Stewart's HR a 'surreal' Opening Day memory
TORONTO -- The ball in Christin Stewart’s locker had the Opening Day logo on it. It wasn’t the ball he saw in the 10th inning, though. That ball ended up somewhere in the right-field seats at Rogers Centre. Clubhouse manager Jim Schmakel has some pull, having been through 41 Opening Days, but getting that one back was too tall a task.
The ball in Stewart’s locker was a general game ball, a souvenir that players receive to remember their first Opening Day. Considering what Stewart’s home run meant, breaking a scoreless duel in the 10th inning for a 2-0 Tigers win, he probably won’t need the reminder.
“It’s pretty surreal, honestly,” said Stewart, who is Detroit's No. 8 prospect according to MLB Pipeline. “It’s a day I’ll never forget. Hitting a home run here and putting us ahead for the win, it’s a pretty surreal feeling, now that I think about it. When I go back and decompress, it’s probably going to dawn on me a little bit more. I was just excited and blessed and happy that I got the opportunity today to get us a win.”
Games like Thursday can be tough on young players. Jordan Zimmermann joked that his second-year catcher, Grayson Greiner, was so nervous his fingers were shaking while giving signs as the outs piled up on his perfect-game bid, which saw 20 Toronto batters retired in a row.
Stewart knew enough to leave Zimmermann alone. The only acknowledgement he gave was a pat on the back after he left the game, with a Teoscar Hernandez infield single with two outs in the seventh ending the longest Opening Day perfect-game bid since April 16, 1940.
“We just wanted to get the win for him, honestly,” Stewart said. “He threw an unbelievable game, threw really well. [Marcus] Stroman also threw well. His fastball wasn’t working like he wanted to, so he started to go to his offspeed a lot more today. He was getting us out, so we had to change our game plan a little bit, try to get the job done for Zimm.”
Like the rest of the Tigers' lineup, Stewart couldn’t get Zimmermann a lead. He struggled against Stroman, striking out on sliders in the second and fifth innings as he struggled to adjust to Stroman’s secondary pitches. He got a 2-1 fastball over the plate from Stroman in the seventh but flew out to left, leaving Jeimer Candelario at first base.
When Stewart chased a Daniel Hudson high and outside fastball in the 10th inning to him in an 0-2 hole, he seemed headed for a similar fate.

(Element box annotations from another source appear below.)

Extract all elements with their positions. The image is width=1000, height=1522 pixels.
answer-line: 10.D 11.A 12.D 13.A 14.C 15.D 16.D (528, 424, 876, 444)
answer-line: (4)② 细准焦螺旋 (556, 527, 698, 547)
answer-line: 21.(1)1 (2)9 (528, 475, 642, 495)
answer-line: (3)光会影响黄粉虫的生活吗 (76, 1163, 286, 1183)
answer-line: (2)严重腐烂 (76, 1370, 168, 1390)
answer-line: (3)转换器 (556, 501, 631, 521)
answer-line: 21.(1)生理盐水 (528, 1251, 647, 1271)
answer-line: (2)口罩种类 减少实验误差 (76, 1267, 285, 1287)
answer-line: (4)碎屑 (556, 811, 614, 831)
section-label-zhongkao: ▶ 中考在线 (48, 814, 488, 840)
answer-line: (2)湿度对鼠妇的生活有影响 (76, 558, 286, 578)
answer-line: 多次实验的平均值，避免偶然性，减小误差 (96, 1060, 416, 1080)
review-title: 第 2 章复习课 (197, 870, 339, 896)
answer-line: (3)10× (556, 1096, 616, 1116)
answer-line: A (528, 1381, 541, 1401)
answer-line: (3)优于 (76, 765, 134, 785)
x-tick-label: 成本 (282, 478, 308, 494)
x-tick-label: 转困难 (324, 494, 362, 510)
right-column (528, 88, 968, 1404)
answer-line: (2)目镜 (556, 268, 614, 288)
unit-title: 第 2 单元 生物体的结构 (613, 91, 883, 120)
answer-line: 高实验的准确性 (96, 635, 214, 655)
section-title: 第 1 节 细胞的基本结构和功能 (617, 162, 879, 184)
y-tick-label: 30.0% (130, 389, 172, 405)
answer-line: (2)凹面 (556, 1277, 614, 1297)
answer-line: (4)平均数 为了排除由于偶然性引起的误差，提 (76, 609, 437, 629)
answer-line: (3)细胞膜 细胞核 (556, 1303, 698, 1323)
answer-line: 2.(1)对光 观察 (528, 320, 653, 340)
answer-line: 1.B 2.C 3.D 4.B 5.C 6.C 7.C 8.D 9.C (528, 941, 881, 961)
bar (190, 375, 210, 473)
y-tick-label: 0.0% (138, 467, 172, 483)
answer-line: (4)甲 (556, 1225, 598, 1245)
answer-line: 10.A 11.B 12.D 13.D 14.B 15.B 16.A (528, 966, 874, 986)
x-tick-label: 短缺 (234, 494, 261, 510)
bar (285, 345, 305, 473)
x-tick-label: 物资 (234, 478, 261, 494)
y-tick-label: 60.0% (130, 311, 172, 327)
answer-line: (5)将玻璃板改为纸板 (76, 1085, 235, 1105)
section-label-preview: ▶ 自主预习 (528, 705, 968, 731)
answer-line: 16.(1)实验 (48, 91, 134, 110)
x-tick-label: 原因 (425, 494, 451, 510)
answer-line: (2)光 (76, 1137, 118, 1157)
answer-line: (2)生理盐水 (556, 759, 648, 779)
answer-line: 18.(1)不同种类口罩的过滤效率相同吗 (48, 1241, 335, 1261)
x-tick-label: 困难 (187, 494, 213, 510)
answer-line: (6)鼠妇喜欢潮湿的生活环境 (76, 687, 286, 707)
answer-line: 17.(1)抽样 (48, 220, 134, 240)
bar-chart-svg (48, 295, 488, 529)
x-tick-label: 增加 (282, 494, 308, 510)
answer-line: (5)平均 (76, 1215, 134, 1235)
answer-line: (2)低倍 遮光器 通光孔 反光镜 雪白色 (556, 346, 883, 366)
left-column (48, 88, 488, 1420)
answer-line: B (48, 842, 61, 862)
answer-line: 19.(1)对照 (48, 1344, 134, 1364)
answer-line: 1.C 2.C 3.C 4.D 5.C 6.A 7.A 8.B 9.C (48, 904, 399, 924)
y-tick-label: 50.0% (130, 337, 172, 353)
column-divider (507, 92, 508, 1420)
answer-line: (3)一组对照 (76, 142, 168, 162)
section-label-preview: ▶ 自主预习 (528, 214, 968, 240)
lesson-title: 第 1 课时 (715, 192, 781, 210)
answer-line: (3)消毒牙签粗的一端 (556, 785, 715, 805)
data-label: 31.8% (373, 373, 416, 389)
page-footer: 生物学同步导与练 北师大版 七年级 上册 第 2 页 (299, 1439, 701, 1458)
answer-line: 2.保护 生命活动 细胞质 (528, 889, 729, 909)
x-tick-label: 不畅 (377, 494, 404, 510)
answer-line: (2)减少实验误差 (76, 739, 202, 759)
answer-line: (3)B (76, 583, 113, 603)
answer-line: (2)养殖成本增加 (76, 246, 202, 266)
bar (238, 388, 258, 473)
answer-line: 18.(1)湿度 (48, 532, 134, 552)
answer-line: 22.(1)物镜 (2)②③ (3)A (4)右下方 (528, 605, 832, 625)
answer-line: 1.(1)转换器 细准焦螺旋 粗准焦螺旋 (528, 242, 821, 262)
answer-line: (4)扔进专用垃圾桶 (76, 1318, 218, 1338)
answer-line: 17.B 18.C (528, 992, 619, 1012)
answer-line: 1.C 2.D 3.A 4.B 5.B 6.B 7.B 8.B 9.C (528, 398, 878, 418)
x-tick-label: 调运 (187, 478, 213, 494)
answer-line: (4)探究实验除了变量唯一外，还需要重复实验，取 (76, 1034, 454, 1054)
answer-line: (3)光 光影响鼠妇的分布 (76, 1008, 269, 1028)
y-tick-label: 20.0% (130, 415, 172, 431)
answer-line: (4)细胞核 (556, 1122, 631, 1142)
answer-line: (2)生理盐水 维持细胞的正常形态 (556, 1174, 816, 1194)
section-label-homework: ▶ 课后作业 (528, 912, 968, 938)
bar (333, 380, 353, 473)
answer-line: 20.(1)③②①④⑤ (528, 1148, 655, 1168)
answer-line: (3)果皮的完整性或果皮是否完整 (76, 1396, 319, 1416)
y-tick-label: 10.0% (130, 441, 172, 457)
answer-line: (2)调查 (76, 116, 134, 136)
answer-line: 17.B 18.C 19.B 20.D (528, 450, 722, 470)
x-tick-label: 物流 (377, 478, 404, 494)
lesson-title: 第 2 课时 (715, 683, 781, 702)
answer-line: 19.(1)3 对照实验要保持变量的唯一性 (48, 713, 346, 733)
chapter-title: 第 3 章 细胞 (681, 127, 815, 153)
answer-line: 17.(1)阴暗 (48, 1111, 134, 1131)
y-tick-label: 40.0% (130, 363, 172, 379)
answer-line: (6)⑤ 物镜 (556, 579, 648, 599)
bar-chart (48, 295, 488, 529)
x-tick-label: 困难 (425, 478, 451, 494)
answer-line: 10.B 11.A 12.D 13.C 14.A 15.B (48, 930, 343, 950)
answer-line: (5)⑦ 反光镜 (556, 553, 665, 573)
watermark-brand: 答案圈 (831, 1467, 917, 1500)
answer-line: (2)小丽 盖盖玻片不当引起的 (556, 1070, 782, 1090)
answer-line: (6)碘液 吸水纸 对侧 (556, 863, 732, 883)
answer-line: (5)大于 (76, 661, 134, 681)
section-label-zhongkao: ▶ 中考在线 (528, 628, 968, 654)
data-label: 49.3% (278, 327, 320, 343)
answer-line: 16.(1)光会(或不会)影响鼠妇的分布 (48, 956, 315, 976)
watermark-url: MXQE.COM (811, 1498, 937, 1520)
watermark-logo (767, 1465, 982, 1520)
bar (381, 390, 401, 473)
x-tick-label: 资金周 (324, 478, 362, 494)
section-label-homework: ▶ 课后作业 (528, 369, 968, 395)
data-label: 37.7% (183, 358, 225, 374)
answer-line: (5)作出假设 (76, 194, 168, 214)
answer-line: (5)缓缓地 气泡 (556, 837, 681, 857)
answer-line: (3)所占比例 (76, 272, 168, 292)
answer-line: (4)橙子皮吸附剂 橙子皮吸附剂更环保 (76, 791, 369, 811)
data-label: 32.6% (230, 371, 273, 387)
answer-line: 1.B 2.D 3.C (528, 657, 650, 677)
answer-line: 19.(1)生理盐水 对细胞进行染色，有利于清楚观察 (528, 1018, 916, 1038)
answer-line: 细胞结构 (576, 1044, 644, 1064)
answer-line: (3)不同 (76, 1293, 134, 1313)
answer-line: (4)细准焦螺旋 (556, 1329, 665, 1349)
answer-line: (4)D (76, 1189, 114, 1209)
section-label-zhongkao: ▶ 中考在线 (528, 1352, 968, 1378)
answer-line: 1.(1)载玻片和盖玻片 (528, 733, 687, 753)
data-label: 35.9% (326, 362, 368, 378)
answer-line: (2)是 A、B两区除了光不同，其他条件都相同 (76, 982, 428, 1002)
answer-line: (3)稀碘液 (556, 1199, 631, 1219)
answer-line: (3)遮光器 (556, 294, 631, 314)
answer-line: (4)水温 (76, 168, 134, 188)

Hudson went to his slider to try to get the same result did, but the veteran reliever left it over the middle of the plate.
“I was trying to get the slider more back foot, and I just kind of hung it there, middle in, for him,” Hudson said.
Stewart was trying to calm himself in the box after the first two at-bats. When he saw the hanging slider, he had to try not to jump out of his shoes.
“I tried not to do too much,” Stewart said. “I knew I had two strikes, and I knew he threw pretty hard, so I was just trying to be quick to the ball. … Whatever it was, it hung up a little bit.”
He might not have known the pitch right away, but he knew the result immediately, clapping on his way down the line as the ball soared to the seats, a projected 419-foot drive according to Statcast.
Not since Alan Trammell went deep on Lee Smith, a matchup of future Hall of Famers at Fenway Park in 1988, had a Tiger hit an extra-inning home run on Opening Day. That was Trammell’s 11th Opening Day. Thursday was Stewart’s first.
“He’s going to be a good one,” Tigers manager Ron Gardenhire said. “He’s going to go through some rough times up here. There’s going to be some pitchers that eat him up. But then again, you’re going to see him do that quite often, I think.”